Les mots coulèrent comme une goutte d'eau sur du verre. Son intonation était rassurante et son visage esquissa un bref sourire lorsqu'elle eut parlé.
—Vous êtes les bienvenus pour passer la nuit, voyageurs.
L'homme âgé qui habitait vraisemblablement dans ce vieux phare, parlait avec une voix qui trahissait son état physique fatigué.
—Nous vous remercions, vieil homme. Nous nous ferons aussi discrets que possible, car nous ne souhaitons en aucun cas troubler le repos d'un ermite, déclara le second interlocuteur sur un ton indifférent qui pouvait paraître hautain.
Toutefois, le vieil homme en question ne savait pas exactement ce qu'il percevait de ses deux convives. Il lui semblait que les apparences étaient trompeuses et que leurs êtres recelaient, comme à chaque être humain, une face cachée. Néanmoins, cela n'avait pas grande importance. Car leur présence ne saurait se faire ressentir.
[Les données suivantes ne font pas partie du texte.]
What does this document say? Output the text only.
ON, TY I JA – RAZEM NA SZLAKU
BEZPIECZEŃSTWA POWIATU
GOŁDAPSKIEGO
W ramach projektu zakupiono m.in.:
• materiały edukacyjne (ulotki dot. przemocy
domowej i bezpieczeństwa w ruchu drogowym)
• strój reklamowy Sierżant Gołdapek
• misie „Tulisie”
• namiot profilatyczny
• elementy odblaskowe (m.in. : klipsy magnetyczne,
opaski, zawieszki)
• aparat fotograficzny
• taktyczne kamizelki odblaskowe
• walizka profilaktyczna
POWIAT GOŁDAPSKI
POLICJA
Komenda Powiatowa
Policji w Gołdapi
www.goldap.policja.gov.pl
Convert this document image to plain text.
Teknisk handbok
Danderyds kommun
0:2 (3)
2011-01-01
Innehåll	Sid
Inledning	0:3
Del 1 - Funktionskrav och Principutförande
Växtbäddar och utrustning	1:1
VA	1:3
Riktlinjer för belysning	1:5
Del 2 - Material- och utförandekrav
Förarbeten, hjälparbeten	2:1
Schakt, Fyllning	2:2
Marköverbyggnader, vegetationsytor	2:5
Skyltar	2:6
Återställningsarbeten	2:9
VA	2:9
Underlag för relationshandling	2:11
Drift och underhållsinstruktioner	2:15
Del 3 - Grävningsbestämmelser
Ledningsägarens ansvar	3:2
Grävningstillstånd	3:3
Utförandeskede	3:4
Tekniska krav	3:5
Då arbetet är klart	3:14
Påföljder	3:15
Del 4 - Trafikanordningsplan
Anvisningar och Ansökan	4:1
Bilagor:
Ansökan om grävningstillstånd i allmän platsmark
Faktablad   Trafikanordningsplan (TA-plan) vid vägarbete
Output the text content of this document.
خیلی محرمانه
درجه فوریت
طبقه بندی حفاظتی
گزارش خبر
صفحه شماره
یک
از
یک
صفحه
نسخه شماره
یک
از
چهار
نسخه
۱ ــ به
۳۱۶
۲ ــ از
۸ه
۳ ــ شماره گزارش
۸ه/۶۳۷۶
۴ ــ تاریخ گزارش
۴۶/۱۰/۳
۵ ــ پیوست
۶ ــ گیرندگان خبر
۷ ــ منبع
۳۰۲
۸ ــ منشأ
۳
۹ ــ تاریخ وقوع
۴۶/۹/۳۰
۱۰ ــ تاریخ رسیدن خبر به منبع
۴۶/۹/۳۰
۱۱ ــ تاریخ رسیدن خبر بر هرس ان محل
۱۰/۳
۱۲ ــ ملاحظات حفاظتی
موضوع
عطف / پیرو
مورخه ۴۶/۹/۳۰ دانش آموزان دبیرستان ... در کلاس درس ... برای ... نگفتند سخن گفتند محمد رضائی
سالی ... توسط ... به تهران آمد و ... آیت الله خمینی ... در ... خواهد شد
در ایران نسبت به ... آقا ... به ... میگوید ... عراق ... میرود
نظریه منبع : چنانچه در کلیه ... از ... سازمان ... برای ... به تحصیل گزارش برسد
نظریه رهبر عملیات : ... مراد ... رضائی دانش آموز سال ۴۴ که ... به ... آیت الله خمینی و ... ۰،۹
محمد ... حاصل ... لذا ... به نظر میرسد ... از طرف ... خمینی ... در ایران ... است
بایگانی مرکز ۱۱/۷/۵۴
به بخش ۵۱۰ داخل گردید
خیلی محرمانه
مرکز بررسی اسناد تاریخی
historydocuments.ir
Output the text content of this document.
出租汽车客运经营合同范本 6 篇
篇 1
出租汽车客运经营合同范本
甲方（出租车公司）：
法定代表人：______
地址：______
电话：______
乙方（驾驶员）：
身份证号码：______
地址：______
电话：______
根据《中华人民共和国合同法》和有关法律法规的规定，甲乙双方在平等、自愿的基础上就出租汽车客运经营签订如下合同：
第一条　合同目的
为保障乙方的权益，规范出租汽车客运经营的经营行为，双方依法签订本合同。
Ils s'en iraient à peine l'orage finit.
Il était vrai, pensa le jeune homme sans laisser transparaître ses pensées, leur retard ne pouvait pas être toléré. Ils n'avaient pas l'intention de s'attarder plus longtemps que besoin.
Dès l'aube, ils repartiraient remplir la mission qu'ils avaient acceptée. Dès lors que le soleil pointerait le bout de son nez, leurs rames toucheraient de nouveau cet océan glacé, afin de les guider vers leur destinée.
Cela était inévitable.
Avec une lenteur qui démontrait l'âge et la santé de leur hôte, ils le virent descendre avec une lampe à huile tremblante dans sa main droite. Ouvrant le chemin à ses mystérieux compagnons, il éclaira l'étage inférieur d'une lumière pure et bienveillante.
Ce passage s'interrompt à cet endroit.